I'm attempting to create an empty SQL table for a CSV file. I have also converted the dataframe datatypes to SQL datatypes. However, the date datatype has been converted into a float datatype.
import pandas as pd
def generate_table_creation_query(csv_file_path, table_name):
df = pd.read_csv(csv_file_path)
sql_data_types = {
'int64': 'INT',
'float64': 'FLOAT',
'object': 'NVARCHAR(MAX)',
'datetime64': 'DATETIME'
}
column_definitions = []
for column_name, dtype in df.dtypes.items():
column_type = sql_data_types.get(str(dtype), 'NVARCHAR(MAX)')
column_definitions.append(f'{column_name} {column_type}')
columns_str = ',\n'.join(column_definitions)

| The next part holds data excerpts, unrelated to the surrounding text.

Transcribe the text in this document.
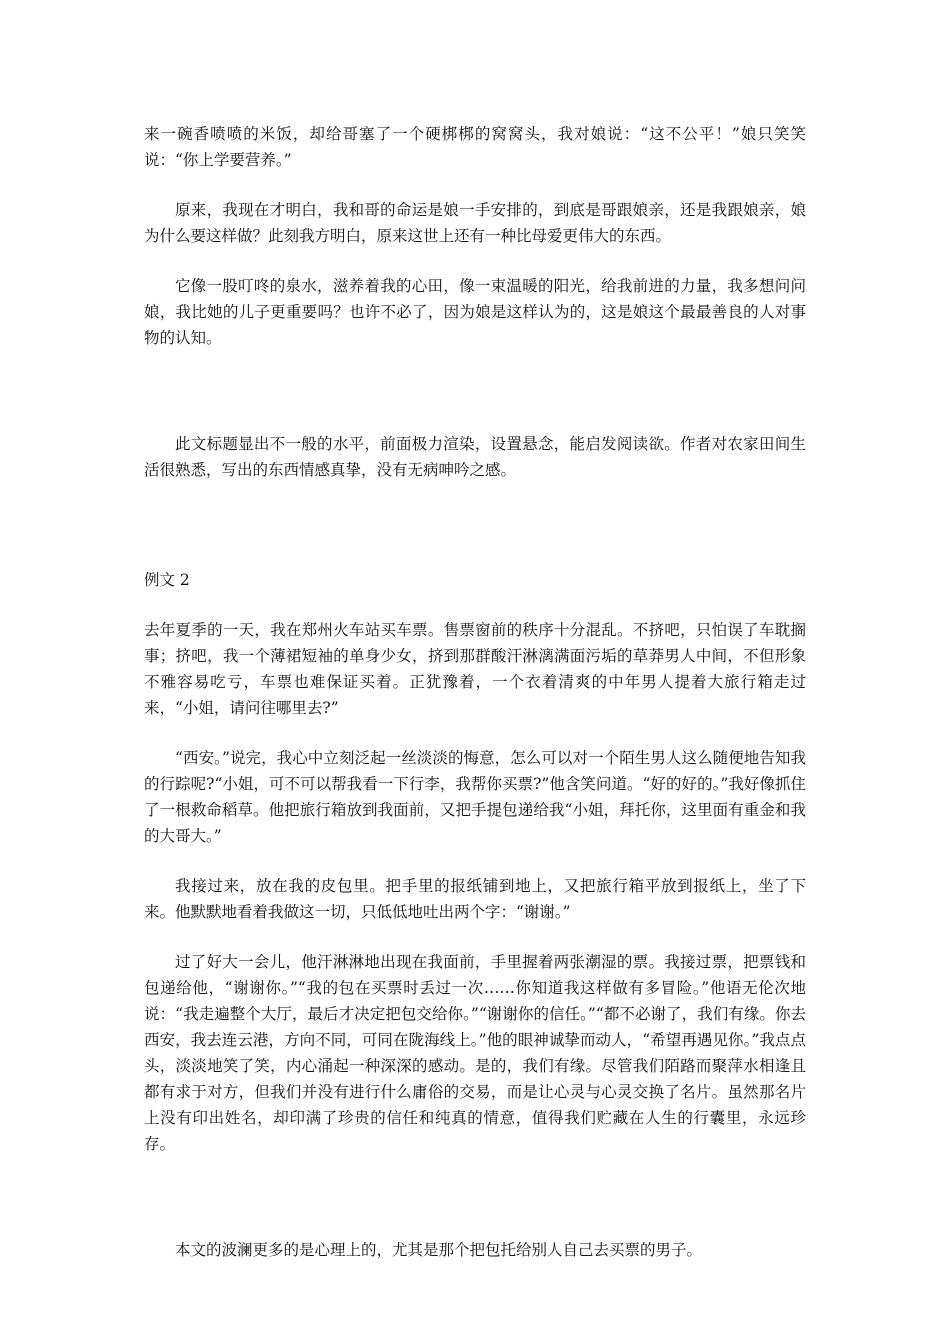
来一碗香喷喷的米饭，却给哥塞了一个硬梆梆的窝窝头，我对娘说：“这不公平！”娘只笑笑说：“你上学要营养。”

原来，我现在才明白，我和哥的命运是娘一手安排的，到底是哥跟娘亲，还是我跟娘亲，娘为什么要这样做？此刻我方明白，原来这世上还有一种比母爱更伟大的东西。

它像一股叮咚的泉水，滋养着我的心田，像一束温暖的阳光，给我前进的力量，我多想问问娘，我比她的儿子更重要吗？也许不必了，因为娘是这样认为的，这是娘这个最最善良的人对事物的认知。

此文标题显出不一般的水平，前面极力渲染，设置悬念，能启发阅读欲。作者对农家田间生活很熟悉，写出的东西情感真挚，没有无病呻吟之感。

例文 2

去年夏季的一天，我在郑州火车站买车票。售票窗前的秩序十分混乱。不挤吧，只怕误了车耽搁事；挤吧，我一个薄裙短袖的单身少女，挤到那群酸汗淋漓满面污垢的草莽男人中间，不但形象不雅容易吃亏，车票也难保证买着。正犹豫着，一个衣着清爽的中年男人提着大旅行箱走过来，“小姐，请问往哪里去?”

“西安。”说完，我心中立刻泛起一丝淡淡的悔意，怎么可以对一个陌生男人这么随便地告知我的行踪呢?“小姐，可不可以帮我看一下行李，我帮你买票?”他含笑问道。“好的好的。”我好像抓住了一根救命稻草。他把旅行箱放到我面前，又把手提包递给我“小姐，拜托你，这里面有重金和我的大哥大。”

我接过来，放在我的皮包里。把手里的报纸铺到地上，又把旅行箱平放到报纸上，坐了下来。他默默地看着我做这一切，只低低地吐出两个字：“谢谢。”

过了好大一会儿，他汗淋淋地出现在我面前，手里握着两张潮湿的票。我接过票，把票钱和包递给他，“谢谢你。”“我的包在买票时丢过一次……你知道我这样做有多冒险。”他语无伦次地说：“我走遍整个大厅，最后才决定把包交给你。”“谢谢你的信任。”“都不必谢了，我们有缘。你去西安，我去连云港，方向不同，可同在陇海线上。”他的眼神诚挚而动人，“希望再遇见你。”我点点头，淡淡地笑了笑，内心涌起一种深深的感动。是的，我们有缘。尽管我们陌路而聚萍水相逢且都有求于对方，但我们并没有进行什么庸俗的交易，而是让心灵与心灵交换了名片。虽然那名片上没有印出姓名，却印满了珍贵的信任和纯真的情意，值得我们贮藏在人生的行囊里，永远珍存。

本文的波澜更多的是心理上的，尤其是那个把包托给别人自己去买票的男子。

table_creation_query = f'''
CREATE TABLE {table_name} (
{columns_str}
)
'''
return table_creation_query
# Example usage:
csv_file_path = 'transactions.csv'
table_name = 'transactions'
sql_query = generate_table_creation_query(csv_file_path, table_name)
print(sql_query)
The code returns the ENDDATE as a float data type. Here is the resulting output:
CREATE TABLE transactions (
CUST_ID NVARCHAR(MAX),
START_DATE NVARCHAR(MAX),
**END_DATE FLOAT,**
TRANS_ID NVARCHAR(MAX),
DATE NVARCHAR(MAX),
YEAR INT,
MONTH INT,
DAY INT,
EXP_TYPE NVARCHAR(MAX),
AMOUNT FLOAT
)
so how I can correctly convert all data types?
when the column's type is datetime before creating the table, use to_datetime to convert datatype.